Großartig, keine singenden Kühe, aber vielleicht war es diesmal Mr Bill, die tanzende Ziege aus der Love – Werbung. Neal war es plötzlich leid, Amerikas beliebtester Tierarzt zu sein und hätte sich gern weitere Details über diese Promotiontour erspart. „John, ich habe wirklich keine Lust dazu.“

„Glaube mir, Junge, jetzt ist nicht der richtige Zeitpunkt, um deine Meinung geltend zu machen.“

„Ach, verflixt“, sagte Neal. „Acht Jahre lang habe ich meinen Mund gehalten und alles getan, was man mir sagte. Ich brachte den Leuten bei, wie man mit Tieren umgeht. Ich ließ mich von Lamas anspucken, mir von Hunden Hosen zerreißen und mich von Papageien in die Ohren zwicken.“

„Ich sage nicht, dass es ein Problem mit deinem neuen Vertrag gibt“, erklärte John. „Ich finde nur, dass du im Moment deine Loyalität beweisen solltest.“

„Aber warum muss es denn schon wieder diese Busgeschichte sein?“ Neal seufzte. „Wie viele Menschen erreichen wir auf dieser Kleinstadttour diesmal?“

„Zahlen spielen keine Rolle“, erwiderte John. „Bustouren kommen gut an. Deswegen werden sie sogar von Präsidentschaftskandidaten gemacht.“

„Ich habe aber nicht vor, mich wählen zu lassen“, entgegnete Neal schroff.

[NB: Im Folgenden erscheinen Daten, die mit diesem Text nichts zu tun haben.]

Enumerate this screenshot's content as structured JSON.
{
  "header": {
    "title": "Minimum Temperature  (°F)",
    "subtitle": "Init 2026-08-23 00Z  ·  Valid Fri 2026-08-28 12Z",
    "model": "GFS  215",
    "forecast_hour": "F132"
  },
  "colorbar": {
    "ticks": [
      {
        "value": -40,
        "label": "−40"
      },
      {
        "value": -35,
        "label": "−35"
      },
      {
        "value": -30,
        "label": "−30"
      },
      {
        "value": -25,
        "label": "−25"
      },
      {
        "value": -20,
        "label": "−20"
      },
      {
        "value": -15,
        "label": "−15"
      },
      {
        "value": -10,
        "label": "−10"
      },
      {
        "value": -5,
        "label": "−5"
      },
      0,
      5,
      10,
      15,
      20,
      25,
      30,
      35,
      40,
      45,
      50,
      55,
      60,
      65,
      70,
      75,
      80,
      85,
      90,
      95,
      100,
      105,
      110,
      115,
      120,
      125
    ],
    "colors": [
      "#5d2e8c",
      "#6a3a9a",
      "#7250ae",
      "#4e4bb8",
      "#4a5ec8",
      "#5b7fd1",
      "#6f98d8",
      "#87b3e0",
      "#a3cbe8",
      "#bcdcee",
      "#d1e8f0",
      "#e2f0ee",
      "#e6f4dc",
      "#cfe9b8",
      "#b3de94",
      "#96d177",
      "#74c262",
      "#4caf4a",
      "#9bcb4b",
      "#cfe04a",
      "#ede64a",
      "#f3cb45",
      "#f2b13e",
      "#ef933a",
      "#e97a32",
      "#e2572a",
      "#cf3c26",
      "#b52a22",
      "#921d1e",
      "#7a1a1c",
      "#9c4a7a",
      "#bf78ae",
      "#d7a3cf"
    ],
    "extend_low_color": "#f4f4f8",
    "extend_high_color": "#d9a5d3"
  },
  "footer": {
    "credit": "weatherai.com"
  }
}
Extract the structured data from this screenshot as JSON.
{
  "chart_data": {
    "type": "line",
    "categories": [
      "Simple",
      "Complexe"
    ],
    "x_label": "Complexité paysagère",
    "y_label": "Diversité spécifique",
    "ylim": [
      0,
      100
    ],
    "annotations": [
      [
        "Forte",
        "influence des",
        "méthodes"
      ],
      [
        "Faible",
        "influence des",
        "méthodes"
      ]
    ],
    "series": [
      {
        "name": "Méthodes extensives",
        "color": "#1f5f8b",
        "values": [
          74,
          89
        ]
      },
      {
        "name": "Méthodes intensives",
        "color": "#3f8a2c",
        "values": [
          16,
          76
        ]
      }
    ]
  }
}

„Vielleicht nicht für ein öffentliches Amt“, entgegnete John. „Aber du bist genauso von der Gunst der Leute abhängig wie jeder Politiker auch.“

Neal hielt eine Bemerkung zurück. Sein Manager hatte recht. Menschen stimmten jeden Tag für oder gegen ihn. Statt Stimmzettel auszufüllen, kauften sie Tierfutter. Love – Produkte zu kaufen, kam einer Stimmabgabe für Neal Sheridan gleich. Sich für ein anderes Futter zu entscheiden, war eine Stimme gegen ihn.

„Ich hatte in diesem Monat etwas Persönliches geplant“, sagte Neal.

„Kauf ihr etwas Hübsches, sag ihr, du wirst dich immer an sie erinnern und schick sie fort, so wie du es immer tust.“ John erhob sich. „Ich sehe dich übermorgen in St. Louis.“

Nachdem John die Tür hinter sich geschlossen hatte, legte Neal den Kopf auf die Arme. John hatte diesmal nicht recht gehabt. Seine Pläne hatten nichts mit einer Frau zu tun, es ging einzig und allein um seinen Zwillingsbruder. Seit Nicks Frau vor zwei Jahren gestorben war, hatte er mit seinem Bruder Nick Urlaub machen wollen. Es hatte letztes Jahr nicht geklappt, und jetzt sah es so aus, als wenn auch dieses Jahr nichts daraus würde.

„Verflixt“, murmelte Neal, während er zum Telefonhörer griff und die Nummer der Tierarztpraxis seines Bruders wählte.

„Praxis Dr. Sheridan. Lisa am Apparat.“

Lisa? Sein Bruder musste eine neue Sekretärin eingestellt haben. „Hi, Lisa“, sagte Neal. „Hier ist …“

„Neal, richtig?“, unterbrach sie ihn. Sie klang so angewidert, als hätte sie gerade eine Kakerlake in der Suppe gefunden. „Sie hören sich wie Nick an.“

Neal versuchte, ihr ein Lächeln zu entlocken. „Woher wissen Sie, dass ich nicht er bin?“

„Weil ich ihn in seinem Büro sitzen sehe.“

„Das könnte aber Neal sein.“

„Nick hat einen Bart. Ich sah Sie gestern mit dieser Gesellschaft für Menschenrechte in New York demonstrieren. Sie haben keinen, und es wird Ihnen auch kaum seit gestern einer gewachsen sein.“ Sie hörte sich an, als ob das ein großer Mangel wäre.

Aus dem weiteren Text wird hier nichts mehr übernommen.